Engana-se quem imaginar que as qualidades dessas ricas
musiquinhas terminam por aí. Elas são fortes aliadas também na hora de ensinar a
meninada a ler e a escrever. Os especialistas afirmam que a familiaridade com
textos conhecidos e apreciados pelos baixinhos facilita a alfabetização.
Perceber que a combinação de determinadas letrinhas resulta em
cada uma das palavras do refrão de uma cantiga conhecida é muito mais gostoso e
interessante do que aprender a ler e escrever palavras isoladas. Isso, dizem
esses profissionais, aumenta a capacidade de compreensão da criança que, assim,
tem mais possibilidades de interpretar e conhecer o mundo em que vive.
As cantigas podem ser comparadas a baús que guardam diferentes
tesouros. Por isso tem crescido o número de educadores e músicos que procuram
recuperar a força e o brilho dessas arcas encantadas.
Todo mundo sabe que as
crianças gostam mesmo é de brincar... Brincar é sua vida... sua expressão mais
espontânea e original... sua atividade principal, sua atmosfera.
A brincadeira educa e deseduca, escraviza e liberta, os gestos,
as atitudes de amizade, de partilha, de solidariedade,de serviço, de justiça, de
atenção aos mais fracos, nas quais concretizam o Reino de Deus, o Mundo Novo;
mas também é possível identificar as atitudes egoístas, gestos que revelam o
espírito de ambição, de competição, atitudes de dominação, de idéias e
expressões machistas, racistas, de marginalização, de exploração, de
violência...
A Brincadeira é coisa séria mesmo, neste mundo de hoje, da
tecnologia, da mídia, da cultura de massas, da massificação alienante do povo,
resgatar as brincadeiras tradicionais, as antigas cantigas de rodas, os jogos
tradicionais, as músicas do folclore infantil, os contos, que constituem as
raízes de nossa identidade cultural...
Apreciar os gestos e atitudes que aí
se dão... Ensinar para as crianças essas coisas, livrando-as da atenção
exclusiva à televisão, aos programas que mutilam a sua mente e inculcam valores
e práticas nocivos. A brincadeira, o jogo, a história, o conto, tornam-se assim
instrumentos e subsídios no processo de conscientização e evangelização das
crianças e dos adolescentes, sobre a realidade e o mundo a seu redor.

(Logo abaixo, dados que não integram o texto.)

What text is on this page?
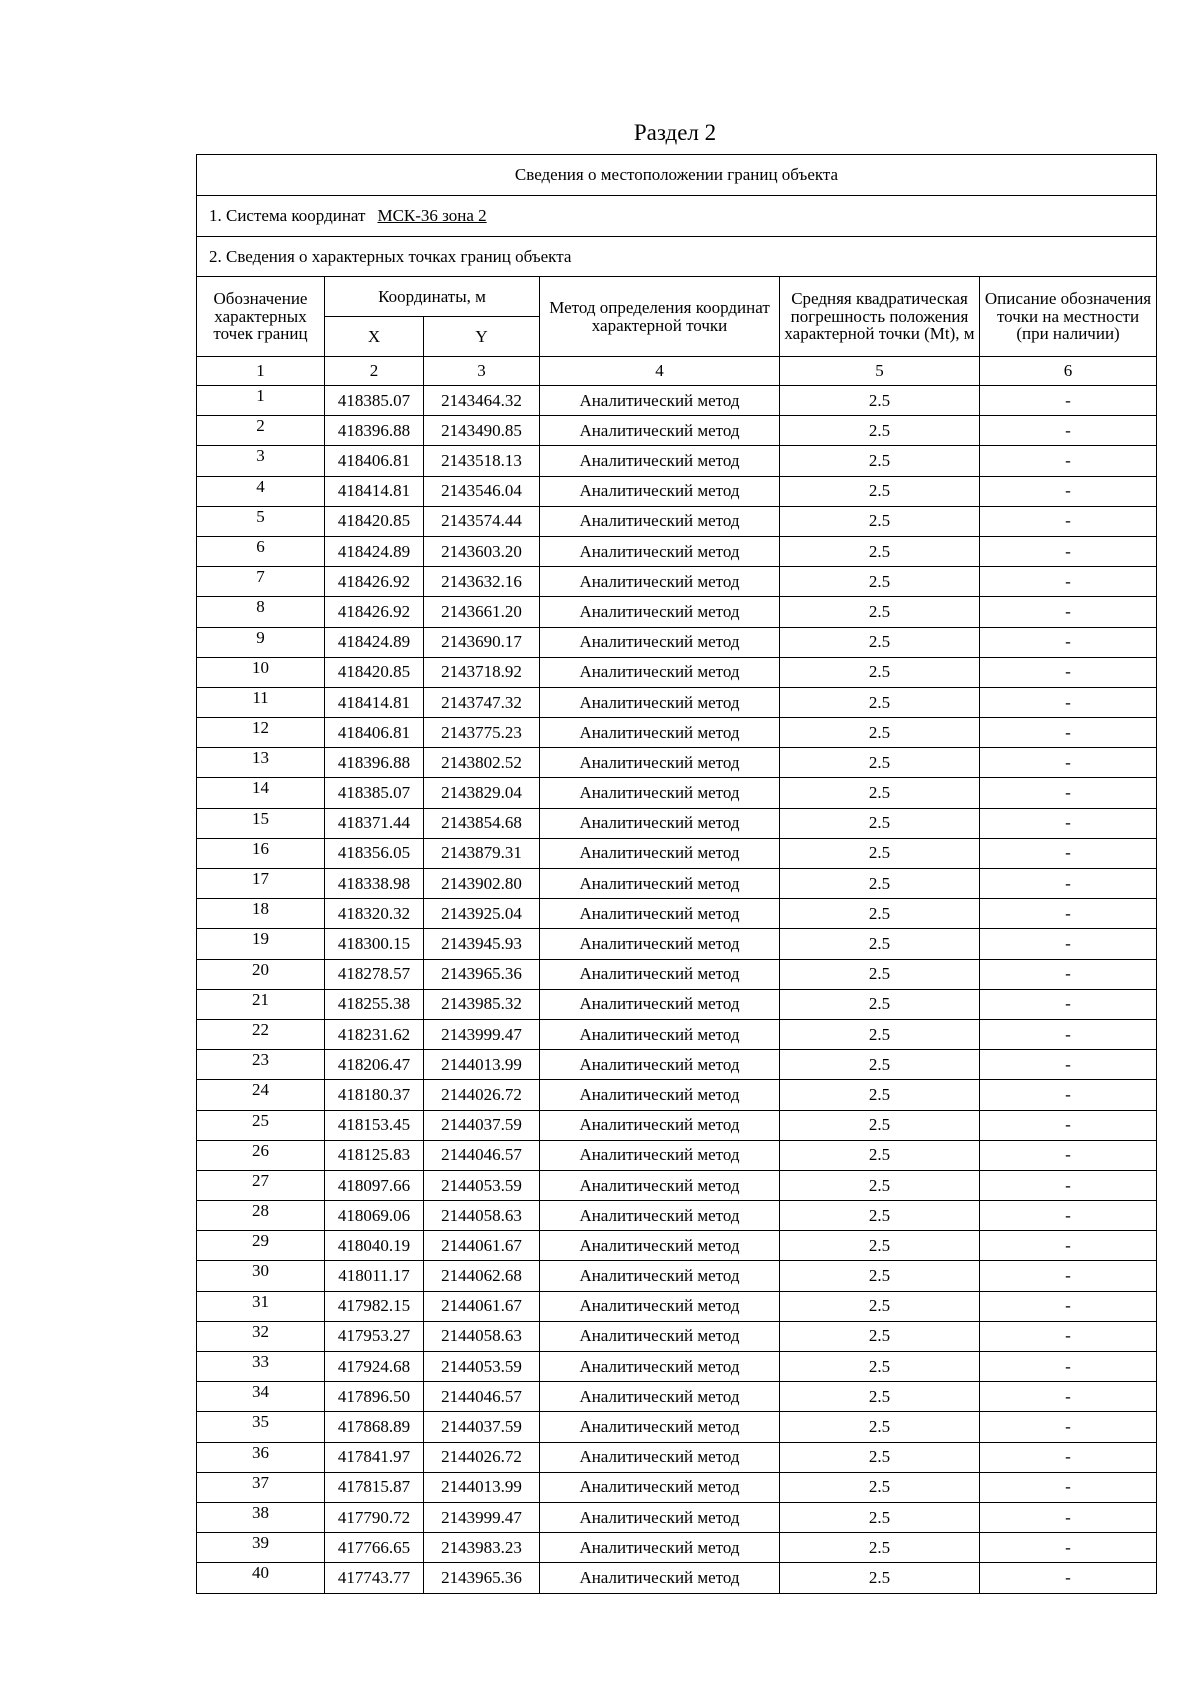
Раздел 2
Сведения о местоположении границ объекта					
1. Система координат МСК-36 зона 2					
2. Сведения о характерных точках границ объекта					
Обозначение характерных точек границ	Координаты, м		Метод определения координат характерной точки	Средняя квадратическая погрешность положения характерной точки (Mt), м	Описание обозначения точки на местности (при наличии)
	X	Y			
1	2	3	4	5	6
1	418385.07	2143464.32	Аналитический метод	2.5	-
2	418396.88	2143490.85	Аналитический метод	2.5	-
3	418406.81	2143518.13	Аналитический метод	2.5	-
4	418414.81	2143546.04	Аналитический метод	2.5	-
5	418420.85	2143574.44	Аналитический метод	2.5	-
6	418424.89	2143603.20	Аналитический метод	2.5	-
7	418426.92	2143632.16	Аналитический метод	2.5	-
8	418426.92	2143661.20	Аналитический метод	2.5	-
9	418424.89	2143690.17	Аналитический метод	2.5	-
10	418420.85	2143718.92	Аналитический метод	2.5	-
11	418414.81	2143747.32	Аналитический метод	2.5	-
12	418406.81	2143775.23	Аналитический метод	2.5	-
13	418396.88	2143802.52	Аналитический метод	2.5	-
14	418385.07	2143829.04	Аналитический метод	2.5	-
15	418371.44	2143854.68	Аналитический метод	2.5	-
16	418356.05	2143879.31	Аналитический метод	2.5	-
17	418338.98	2143902.80	Аналитический метод	2.5	-
18	418320.32	2143925.04	Аналитический метод	2.5	-
19	418300.15	2143945.93	Аналитический метод	2.5	-
20	418278.57	2143965.36	Аналитический метод	2.5	-
21	418255.38	2143985.32	Аналитический метод	2.5	-
22	418231.62	2143999.47	Аналитический метод	2.5	-
23	418206.47	2144013.99	Аналитический метод	2.5	-
24	418180.37	2144026.72	Аналитический метод	2.5	-
25	418153.45	2144037.59	Аналитический метод	2.5	-
26	418125.83	2144046.57	Аналитический метод	2.5	-
27	418097.66	2144053.59	Аналитический метод	2.5	-
28	418069.06	2144058.63	Аналитический метод	2.5	-
29	418040.19	2144061.67	Аналитический метод	2.5	-
30	418011.17	2144062.68	Аналитический метод	2.5	-
31	417982.15	2144061.67	Аналитический метод	2.5	-
32	417953.27	2144058.63	Аналитический метод	2.5	-
33	417924.68	2144053.59	Аналитический метод	2.5	-
34	417896.50	2144046.57	Аналитический метод	2.5	-
35	417868.89	2144037.59	Аналитический метод	2.5	-
36	417841.97	2144026.72	Аналитический метод	2.5	-
37	417815.87	2144013.99	Аналитический метод	2.5	-
38	417790.72	2143999.47	Аналитический метод	2.5	-
39	417766.65	2143983.23	Аналитический метод	2.5	-
40	417743.77	2143965.36	Аналитический метод	2.5	-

É o espelho da sociedade, dos valores e costumes, ajudando a
enxergar a trama, o jogo de forças e interesses, e a perceber os
desafios.
Mas é preciso educar o "olhar do acompanhante" a cada brincadeira,
educar seu ouvido a cada cantiga, a cada história... Sensibilizá-lo para os
elementos que cada coisa oferece para a reflexão. Criar a pedagogia e a didática
da brincadeira, da cantiga, da historinha.